The growth of resistance to antibiotics is a potential catastrophe for humanity on the scale of a new pandemic. Imagine a world where the simplest surgery, or the least scratch from your cat, carried the risk of death from septicaemia. I write from very personal experience: a few years ago a routine prostate biopsy resulted in hospitalization, probably because the prophylactic antibiotic was ineffective against some exotic bacteria that had colonized my gut during a recent holiday in South America. I know what sepsis feels like – and I don’t think it would have been a good way to die, if the hospital hadn’t identified an effective drug.
In the UK, on the advice of the Chief Medical Officer, the government has identified antibiotic resistance as a major global concern. The Prime Minister has established a review, jointly with the Wellcome Trust, to devise solutions. Its first report has just been published, focussing on what has been identified as the principal concern, namely the lack of innovation and the development of new classes of antibiotic. The report is certainly useful in raising awareness of the problem. As usual, however, the neglect of any social science other than neoclassical economics rather limits the depth of analysis and the likely effectiveness of the remedies. Curiously, the review also seems to have misunderstood the biology, despite the involvement of leading biomedical scientists.
Dame Sally Davies, the UK chief medical officer, and a member of the review, is fond of using the language of a ‘war’ on resistance. This is a very misleading metaphor: wars can usually be won. Resistance is what evolution is about. Humanity cannot win an outright victory. If we are lucky, well-organized and self-disciplined, we can get ahead for a while. This is Evolution 101. Antibiotics allow a slowly-reproducing population (us) to apply intense selection pressure to a rapidly-reproducing population (bacteria). To the extent that we knock out a large proportion of that population, we simply leave an ecological niche vacant. The speed with which bacteria reproduce – hours rather than years – means that there are many more opportunities for random mutations to occur that resist this pressure and empty space into which they can grow rapidly and without competition.
If we understand this, we should recognize that a global strategy for antibiotic resistance is not a matter of a one-off investment in an innovation fund. It is a challenge to bring about changes that will permanently alter human institutions and behavior. There is no point in improving the innovation pipeline if the drugs come out at the end into the same chaos as today.
The report offers some glimmers of recognition, and further reports are promised, which may deal with some aspects of this challenge. However, the analysis of market failure in this report is not encouraging, especially in its marginalization of regulation and its references to the need to educate consumers not to demand antibiotics where they are unnecessary. The really difficult issues are avoided here in favor of a rather Utopian model of a global purchaser, possibly constituted by G20 governments, that would dominate the market by guaranteeing to buy the output of the pharmaceutical industry. With resistance, domination is not sufficient. Wherever the pipeline leaks, into the street markets and open sewers of the developing world, the opportunity for natural selection is created.
Similarly, we have been telling people for a generation that they should treat health services like consumer goods and subject health professionals to market pressures from customer demand. The idea that professionalization might be a response to market failure rather than a cause of market failure has been largely dismissed. How do we now turn round and say that sometimes doctors do know best, that they can be agents of a community and that patients should accept that the refusal of a prescription might be in their best interest?

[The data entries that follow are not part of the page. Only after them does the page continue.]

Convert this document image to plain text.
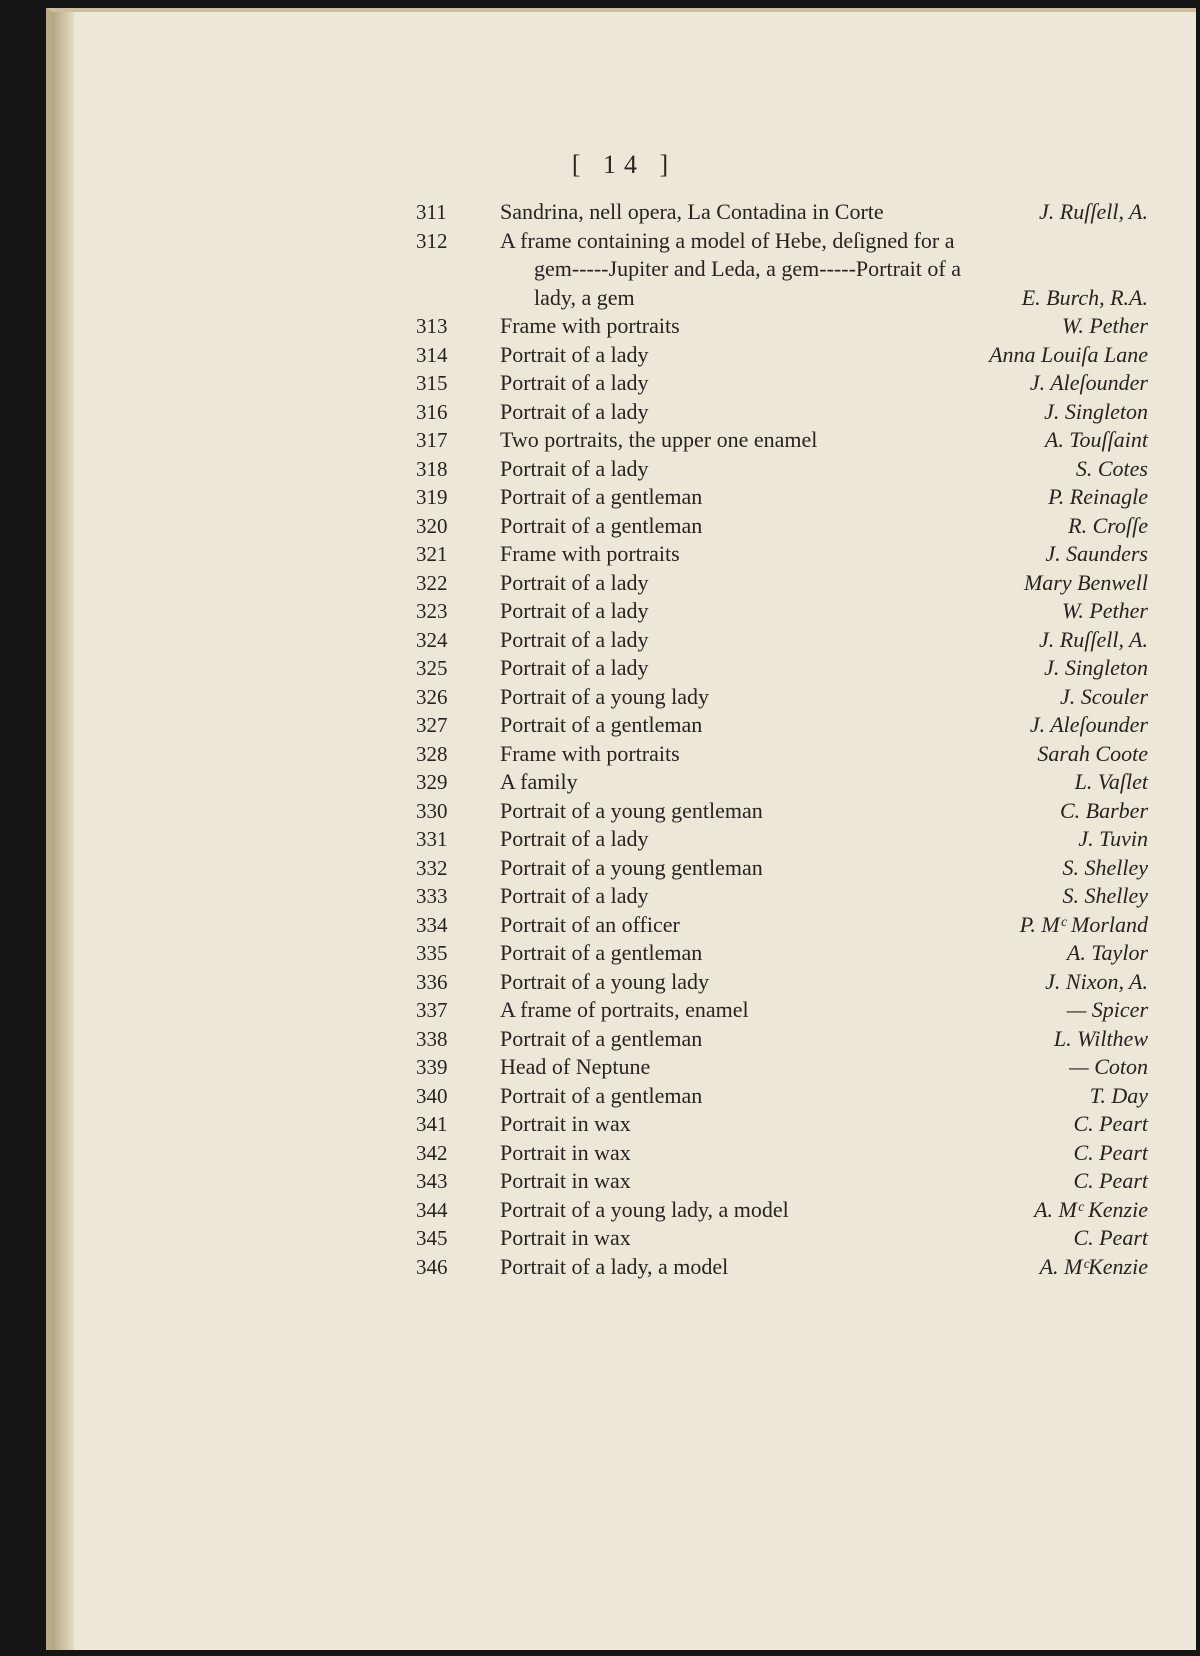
[ 14 ]
311	Sandrina, nell opera, La Contadina in Corte	J. Ruſſell, A.
312 A frame containing a model of Hebe, deſigned for a
gem-----Jupiter and Leda, a gem-----Portrait of a
lady, a gem	E. Burch, R.A.
313	Frame with portraits	W. Pether
314	Portrait of a lady	Anna Louiſa Lane
315	Portrait of a lady	J. Aleſounder
316	Portrait of a lady	J. Singleton
317	Two portraits, the upper one enamel	A. Touſſaint
318	Portrait of a lady	S. Cotes
319	Portrait of a gentleman	P. Reinagle
320	Portrait of a gentleman	R. Croſſe
321	Frame with portraits	J. Saunders
322	Portrait of a lady	Mary Benwell
323	Portrait of a lady	W. Pether
324	Portrait of a lady	J. Ruſſell, A.
325	Portrait of a lady	J. Singleton
326	Portrait of a young lady	J. Scouler
327	Portrait of a gentleman	J. Aleſounder
328	Frame with portraits	Sarah Coote
329	A family	L. Vaſlet
330	Portrait of a young gentleman	C. Barber
331	Portrait of a lady	J. Tuvin
332	Portrait of a young gentleman	S. Shelley
333	Portrait of a lady	S. Shelley
334	Portrait of an officer	P. Mᶜ Morland
335	Portrait of a gentleman	A. Taylor
336	Portrait of a young lady	J. Nixon, A.
337	A frame of portraits, enamel	— Spicer
338	Portrait of a gentleman	L. Wilthew
339	Head of Neptune	— Coton
340	Portrait of a gentleman	T. Day
341	Portrait in wax	C. Peart
342	Portrait in wax	C. Peart
343	Portrait in wax	C. Peart
344	Portrait of a young lady, a model	A. Mᶜ Kenzie
345	Portrait in wax	C. Peart
346	Portrait of a lady, a model	A. MᶜKenzie
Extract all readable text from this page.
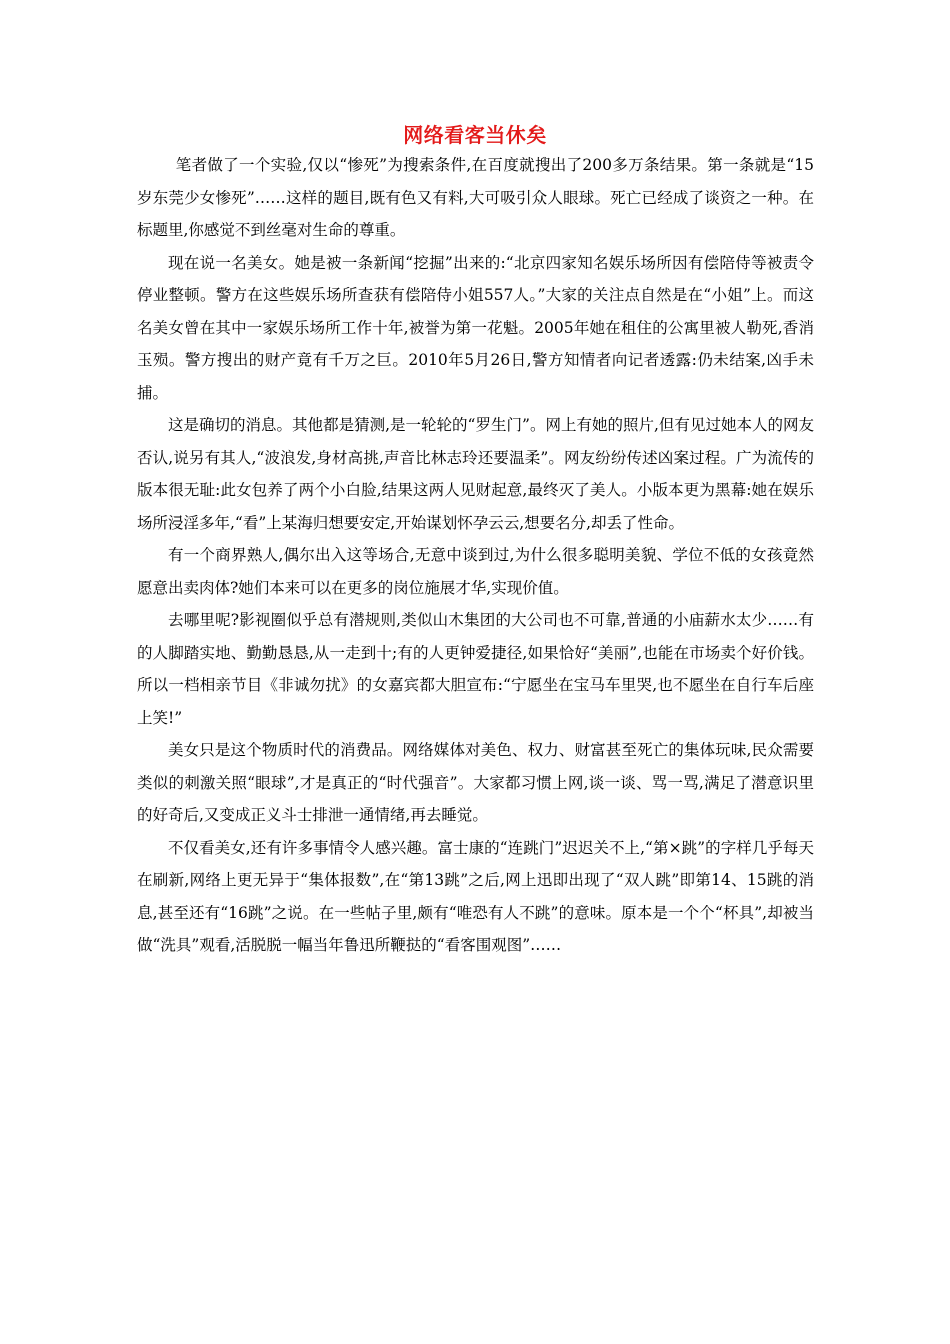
网络看客当休矣

笔者做了一个实验,仅以“惨死”为搜索条件,在百度就搜出了200多万条结果。第一条就是“15岁东莞少女惨死”……这样的题目,既有色又有料,大可吸引众人眼球。死亡已经成了谈资之一种。在标题里,你感觉不到丝毫对生命的尊重。

现在说一名美女。她是被一条新闻“挖掘”出来的:“北京四家知名娱乐场所因有偿陪侍等被责令停业整顿。警方在这些娱乐场所查获有偿陪侍小姐557人。”大家的关注点自然是在“小姐”上。而这名美女曾在其中一家娱乐场所工作十年,被誉为第一花魁。2005年她在租住的公寓里被人勒死,香消玉殒。警方搜出的财产竟有千万之巨。2010年5月26日,警方知情者向记者透露:仍未结案,凶手未捕。

这是确切的消息。其他都是猜测,是一轮轮的“罗生门”。网上有她的照片,但有见过她本人的网友否认,说另有其人,“波浪发,身材高挑,声音比林志玲还要温柔”。网友纷纷传述凶案过程。广为流传的版本很无耻:此女包养了两个小白脸,结果这两人见财起意,最终灭了美人。小版本更为黑幕:她在娱乐场所浸淫多年,“看”上某海归想要安定,开始谋划怀孕云云,想要名分,却丢了性命。

有一个商界熟人,偶尔出入这等场合,无意中谈到过,为什么很多聪明美貌、学位不低的女孩竟然愿意出卖肉体?她们本来可以在更多的岗位施展才华,实现价值。

去哪里呢?影视圈似乎总有潜规则,类似山木集团的大公司也不可靠,普通的小庙薪水太少……有的人脚踏实地、勤勤恳恳,从一走到十;有的人更钟爱捷径,如果恰好“美丽”,也能在市场卖个好价钱。所以一档相亲节目《非诚勿扰》的女嘉宾都大胆宣布:“宁愿坐在宝马车里哭,也不愿坐在自行车后座上笑!”

美女只是这个物质时代的消费品。网络媒体对美色、权力、财富甚至死亡的集体玩味,民众需要类似的刺激关照“眼球”,才是真正的“时代强音”。大家都习惯上网,谈一谈、骂一骂,满足了潜意识里的好奇后,又变成正义斗士排泄一通情绪,再去睡觉。

不仅看美女,还有许多事情令人感兴趣。富士康的“连跳门”迟迟关不上,“第×跳”的字样几乎每天在刷新,网络上更无异于“集体报数”,在“第13跳”之后,网上迅即出现了“双人跳”即第14、15跳的消息,甚至还有“16跳”之说。在一些帖子里,颇有“唯恐有人不跳”的意味。原本是一个个“杯具”,却被当做“洗具”观看,活脱脱一幅当年鲁迅所鞭挞的“看客围观图”……
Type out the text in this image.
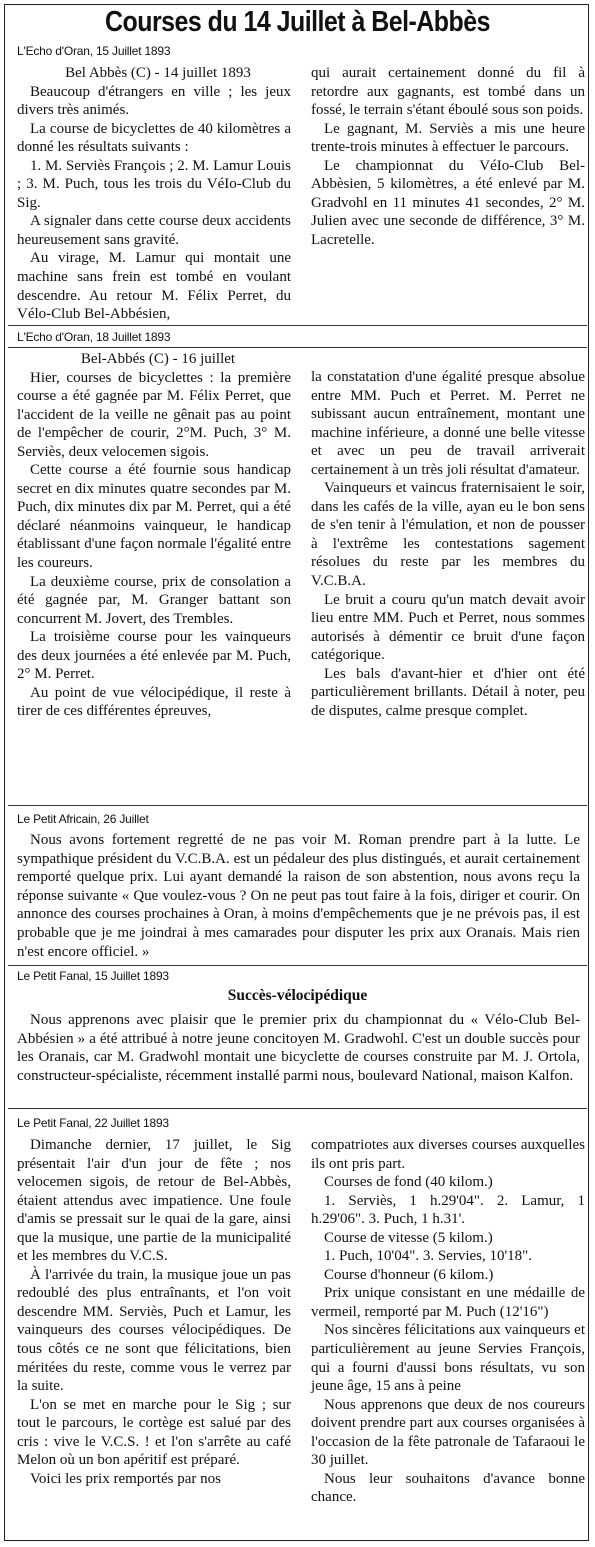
Courses du 14 Juillet à Bel-Abbès
L'Echo d'Oran, 15 Juillet 1893

Bel Abbès (C) - 14 juillet 1893

Beaucoup d'étrangers en ville ; les jeux divers très animés.

La course de bicyclettes de 40 kilomètres a donné les résultats suivants :

1. M. Serviès François ; 2. M. Lamur Louis ; 3. M. Puch, tous les trois du VéIo-Club du Sig.

A signaler dans cette course deux accidents heureusement sans gravité.

Au virage, M. Lamur qui montait une machine sans frein est tombé en voulant descendre. Au retour M. Félix Perret, du Vélo-Club Bel-Abbésien,

qui aurait certainement donné du fil à retordre aux gagnants, est tombé dans un fossé, le terrain s'étant éboulé sous son poids.

Le gagnant, M. Serviès a mis une heure trente-trois minutes à effectuer le parcours.

Le championnat du VéIo-Club Bel-Abbèsien, 5 kilomètres, a été enlevé par M. Gradvohl en 11 minutes 41 secondes, 2° M. Julien avec une seconde de différence, 3° M. Lacretelle.

L'Echo d'Oran, 18 Juillet 1893

Bel-Abbés (C) - 16 juillet

Hier, courses de bicyclettes : la première course a été gagnée par M. Félix Perret, que l'accident de la veille ne gênait pas au point de l'empêcher de courir, 2°M. Puch, 3° M. Serviès, deux velocemen sigois.

Cette course a été fournie sous handicap secret en dix minutes quatre secondes par M. Puch, dix minutes dix par M. Perret, qui a été déclaré néanmoins vainqueur, le handicap établissant d'une façon normale l'égalité entre les coureurs.

La deuxième course, prix de consolation a été gagnée par, M. Granger battant son concurrent M. Jovert, des Trembles.

La troisième course pour les vainqueurs des deux journées a été enlevée par M. Puch, 2° M. Perret.

Au point de vue vélocipédique, il reste à tirer de ces différentes épreuves,

la constatation d'une égalité presque absolue entre MM. Puch et Perret. M. Perret ne subissant aucun entraînement, montant une machine inférieure, a donné une belle vitesse et avec un peu de travail arriverait certainement à un très joli résultat d'amateur.

Vainqueurs et vaincus fraternisaient le soir, dans les cafés de la ville, ayan eu le bon sens de s'en tenir à l'émulation, et non de pousser à l'extrême les contestations sagement résolues du reste par les membres du V.C.B.A.

Le bruit a couru qu'un match devait avoir lieu entre MM. Puch et Perret, nous sommes autorisés à démentir ce bruit d'une façon catégorique.

Les bals d'avant-hier et d'hier ont été particulièrement brillants. Détail à noter, peu de disputes, calme presque complet.

Le Petit Africain, 26 Juillet

Nous avons fortement regretté de ne pas voir M. Roman prendre part à la lutte. Le sympathique président du V.C.B.A. est un pédaleur des plus distingués, et aurait certainement remporté quelque prix. Lui ayant demandé la raison de son abstention, nous avons reçu la réponse suivante « Que voulez-vous ? On ne peut pas tout faire à la fois, diriger et courir. On annonce des courses prochaines à Oran, à moins d'empêchements que je ne prévois pas, il est probable que je me joindrai à mes camarades pour disputer les prix aux Oranais. Mais rien n'est encore officiel. »

Le Petit Fanal, 15 Juillet 1893
Succès-vélocipédique

Nous apprenons avec plaisir que le premier prix du championnat du « Vélo-Club Bel-Abbésien » a été attribué à notre jeune concitoyen M. Gradwohl. C'est un double succès pour les Oranais, car M. Gradwohl montait une bicyclette de courses construite par M. J. Ortola, constructeur-spécialiste, récemment installé parmi nous, boulevard National, maison Kalfon.

Le Petit Fanal, 22 Juillet 1893

Dimanche dernier, 17 juillet, le Sig présentait l'air d'un jour de fête ; nos velocemen sigois, de retour de Bel-Abbès, étaient attendus avec impatience. Une foule d'amis se pressait sur le quai de la gare, ainsi que la musique, une partie de la municipalité et les membres du V.C.S.

À l'arrivée du train, la musique joue un pas redoublé des plus entraînants, et l'on voit descendre MM. Serviès, Puch et Lamur, les vainqueurs des courses vélocipédiques. De tous côtés ce ne sont que félicitations, bien méritées du reste, comme vous le verrez par la suite.

L'on se met en marche pour le Sig ; sur tout le parcours, le cortège est salué par des cris : vive le V.C.S. ! et l'on s'arrête au café Melon où un bon apéritif est préparé.

Voici les prix remportés par nos

compatriotes aux diverses courses auxquelles ils ont pris part.

Courses de fond (40 kilom.)

1. Serviès, 1 h.29'04". 2. Lamur, 1 h.29'06". 3. Puch, 1 h.31'.

Course de vitesse (5 kilom.)

1. Puch, 10'04". 3. Servies, 10'18".

Course d'honneur (6 kilom.)

Prix unique consistant en une médaille de vermeil, remporté par M. Puch (12'16")

Nos sincères félicitations aux vainqueurs et particulièrement au jeune Servies François, qui a fourni d'aussi bons résultats, vu son jeune âge, 15 ans à peine

Nous apprenons que deux de nos coureurs doivent prendre part aux courses organisées à l'occasion de la fête patronale de Tafaraoui le 30 juillet.

Nous leur souhaitons d'avance bonne chance.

Clearly, something needs to be done to encourage research and drug development in this area. However, a great deal could be done to buy time for this to occur by other interventions. One is to enhance the integrity of the supply chain. Part of the problem is clearly that many established antibiotics are out of patent and can be manufactured more or less anywhere by anyone with the right equipment and skills. Local generics manufacturers have even more incentives than Big Pharma to sell antibiotics like confectionery. The report dismisses the idea of extensions to patent life, on the basis of calculations about a rather trivial two-year extension. Suppose we thought about 50-year extensions? Would this not give Big Pharma a real incentive to police the pipeline? An institutional economist or a law and economics specialist would bring a rather different perspective on regulation and intellectual property.
We also know that, even in highly marketized health care systems like the US, that it is possible to teach doctors how to resist patient demands for prescriptions. In fact the basic line of research on this by sociologists and psychologists goes back to the 1970s in the UK. Could we not do more to disseminate this? Educating patients in the mass has been tried for more than a generation in the UK – and failed. On the other hand, if we are going to reward doctors on the basis of patient satisfaction surveys, how can we expect them to refuse at the margins? What do we have to do to institutionalize a presumption against antibiotic prescription for viral or self-limiting conditions?
The evidence of political concern for the threat from antibiotic resistance is welcome. The narrow discussion of the problem and the responses is disappointing but, alas, not surprising.